Major League Baseball’s “Steroid Era” of the 1990s is over, but what should we make of the athletes who played during that time and the records they set? And, how should we consider and handle performance-enhancing drugs (PEDs) today and in the future? At an event co-presented by Arizona State University at Scottsdale’s Clayton on the Park, a panel of baseball insiders offered their observations and opinions.
USA Today baseball columnist Bob Nightengale, the evening’s moderator, asked the panelists whether they qualify statistics based on whether or not the numbers were posted in the era of drugs.
Retrosheet founder David W. Smith, who collects extensive play-by-play data, said he’s not nearly as bothered by the question of drug use as other people. “Is it true that taking steroids made people hit baseballs further?” he asked. Steroids add strength and give people big muscles. But their effect on performance hasn’t been adequately tested or scientifically proven.
It’s not just about muscles, said Barry Axelrod, a longtime agent for baseball players who is currently a special assistant to the general manager of the Arizona Diamondbacks. Performance-enhancing drugs also allow athletes to recover more quickly. And in the case of human growth hormone (HGH), a side effect is increased visual acuity. One argument in defense of Barry Bonds was that he saw the ball better than everyone else. But that excellent vision could have been thanks to the drugs he took.
Smith said that his biggest concern when it comes to PEDs is teenage athletes who emulate pro players’ drug use. “You’ve got a bunch of 15-year-olds who are never going to be professional baseball players who are taking this stuff that is demonstrably horrible for them,” he said.
Axelrod said that in the mid-1990s, young people were surveyed on whether they’d take a substance that would help earn them a spot on an Olympic team or a college scholarship—and would also take 10 years off their lives. They overwhelmingly answered yes. This is compounded by pressure from parents and coaches who urge them to do whatever it takes to succeed.
Nightengale said that pros aren’t immune to this phenomenon. Cy Young-winning closer Eric Gagne—who’s admitted to using HGH—could throw in the high 90s for five or six days in a row. And so trainers would tell players that taking HGH correctly could be good for you—that it could keep your body from breaking down.

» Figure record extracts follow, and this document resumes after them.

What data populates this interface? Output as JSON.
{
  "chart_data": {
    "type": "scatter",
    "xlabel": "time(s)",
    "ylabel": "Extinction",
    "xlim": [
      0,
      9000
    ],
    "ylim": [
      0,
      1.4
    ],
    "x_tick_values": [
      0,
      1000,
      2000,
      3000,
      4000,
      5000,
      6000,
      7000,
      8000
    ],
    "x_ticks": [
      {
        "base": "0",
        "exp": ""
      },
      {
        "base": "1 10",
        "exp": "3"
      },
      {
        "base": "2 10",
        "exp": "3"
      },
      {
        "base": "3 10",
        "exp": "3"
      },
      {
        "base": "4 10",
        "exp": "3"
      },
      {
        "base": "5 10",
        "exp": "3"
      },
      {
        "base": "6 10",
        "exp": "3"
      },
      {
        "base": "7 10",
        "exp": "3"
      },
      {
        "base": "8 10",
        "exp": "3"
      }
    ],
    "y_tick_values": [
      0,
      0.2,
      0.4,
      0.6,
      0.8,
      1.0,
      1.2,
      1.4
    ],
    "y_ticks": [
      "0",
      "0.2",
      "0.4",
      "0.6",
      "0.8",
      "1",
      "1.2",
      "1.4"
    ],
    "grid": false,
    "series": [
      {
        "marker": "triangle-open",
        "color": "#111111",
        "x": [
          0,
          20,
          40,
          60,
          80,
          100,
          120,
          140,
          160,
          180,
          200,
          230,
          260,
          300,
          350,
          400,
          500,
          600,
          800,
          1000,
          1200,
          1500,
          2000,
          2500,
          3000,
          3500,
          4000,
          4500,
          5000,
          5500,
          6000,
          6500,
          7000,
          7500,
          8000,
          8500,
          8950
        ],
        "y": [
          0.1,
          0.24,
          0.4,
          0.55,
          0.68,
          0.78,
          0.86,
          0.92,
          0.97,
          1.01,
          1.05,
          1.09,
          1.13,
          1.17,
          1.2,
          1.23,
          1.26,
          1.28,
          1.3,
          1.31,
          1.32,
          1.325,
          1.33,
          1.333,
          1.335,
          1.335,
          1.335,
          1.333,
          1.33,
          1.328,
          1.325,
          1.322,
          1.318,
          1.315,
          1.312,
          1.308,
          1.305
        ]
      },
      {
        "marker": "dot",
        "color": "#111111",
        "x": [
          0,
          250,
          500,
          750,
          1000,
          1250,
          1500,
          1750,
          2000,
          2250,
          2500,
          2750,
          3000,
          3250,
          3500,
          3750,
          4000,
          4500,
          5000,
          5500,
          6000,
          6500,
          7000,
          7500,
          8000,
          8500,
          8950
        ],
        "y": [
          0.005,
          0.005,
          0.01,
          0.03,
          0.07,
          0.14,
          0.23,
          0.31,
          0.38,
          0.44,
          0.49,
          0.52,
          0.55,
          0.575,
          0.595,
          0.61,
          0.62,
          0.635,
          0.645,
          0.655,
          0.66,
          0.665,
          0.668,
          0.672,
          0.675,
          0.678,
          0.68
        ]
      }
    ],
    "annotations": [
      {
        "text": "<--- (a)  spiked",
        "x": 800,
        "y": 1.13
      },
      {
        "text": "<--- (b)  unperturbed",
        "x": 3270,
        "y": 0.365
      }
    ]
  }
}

Nightengale said he first saw evidence of Major League Baseball’s “drug epidemic” in the late 1980s.
But well before they used steroids, players were taking amphetamines, said Mickey Mantle and Sandy Koufax biographer Jane Leavy. “There’s always been something that someone’s been willing to take, and it was sanctioned by Major League Baseball and the teams,” she said. And while the perception of the game has been changed forever by drugs, she said, the statistics have reverted to where they were before the 1998 baseball season, when Mark McGwire and Sammy Sosa battled for the home run record.
Smith said, however, that the statistical evidence doesn’t point to a particular year when drugs changed the sport. The 10-year period with the greatest increase in runs per game started not in the 1990s but in the 1950s. You have to look at long-term trends—not cherry-pick single seasons.
Nightengale said that offensive statistics don’t tell the whole story, either: Pitchers were using drugs just as much as hitters. “I have a Hall of Fame vote,” he said, “and I vote for the steroid guys, because it was almost a level playing field.” We don’t know who was doing what. We just know who got caught, he said.
The guys who get caught—and who get the most press for their drug use—are Barry Bonds, Alex Rodriguez, and Roger Clemens. “They’re not easy men to deal with,” said Smith. That doesn’t necessarily make them guilty.
“I don’t have a vote, and I wouldn’t vote for any of them,” said Leavy—not a single one of the players who admitted drug use or were named in the Mitchell report on PEDs in baseball. “I think there should be a hall of shame for those guys,” she said.
But there’s a gray area, said Axelrod—players like the catcher Mike Piazza, who has never been implicated in drug use but about whom people speculate.
Barry Bonds, said Nightengale, was a number-one draft pick and one of the greatest players who ever lived; Piazza was a 62nd-round pick who later got huge and hit enormous home runs. Why does Piazza get a pass?
And the other question: Is all drug use created equal? Axelrod said that one of his clients was struggling to recover from an injury in the midst of a pennant race. A teammate offered him something to help him get better; he declined the first time but later said yes—and took the drugs just once. Axelrod added that he makes a distinction between former Yankee pitchers Andy Pettitte, who took drugs to try to recover from injury, and Roger Clemens, who took drugs to enhance and extend his career.
Even now, said Nightengale, we don’t know who’s clean or dirty.
“If you flunk a drug test these days,” said Axelrod, “you haven’t flunked a drug test. You’ve flunked an IQ test.”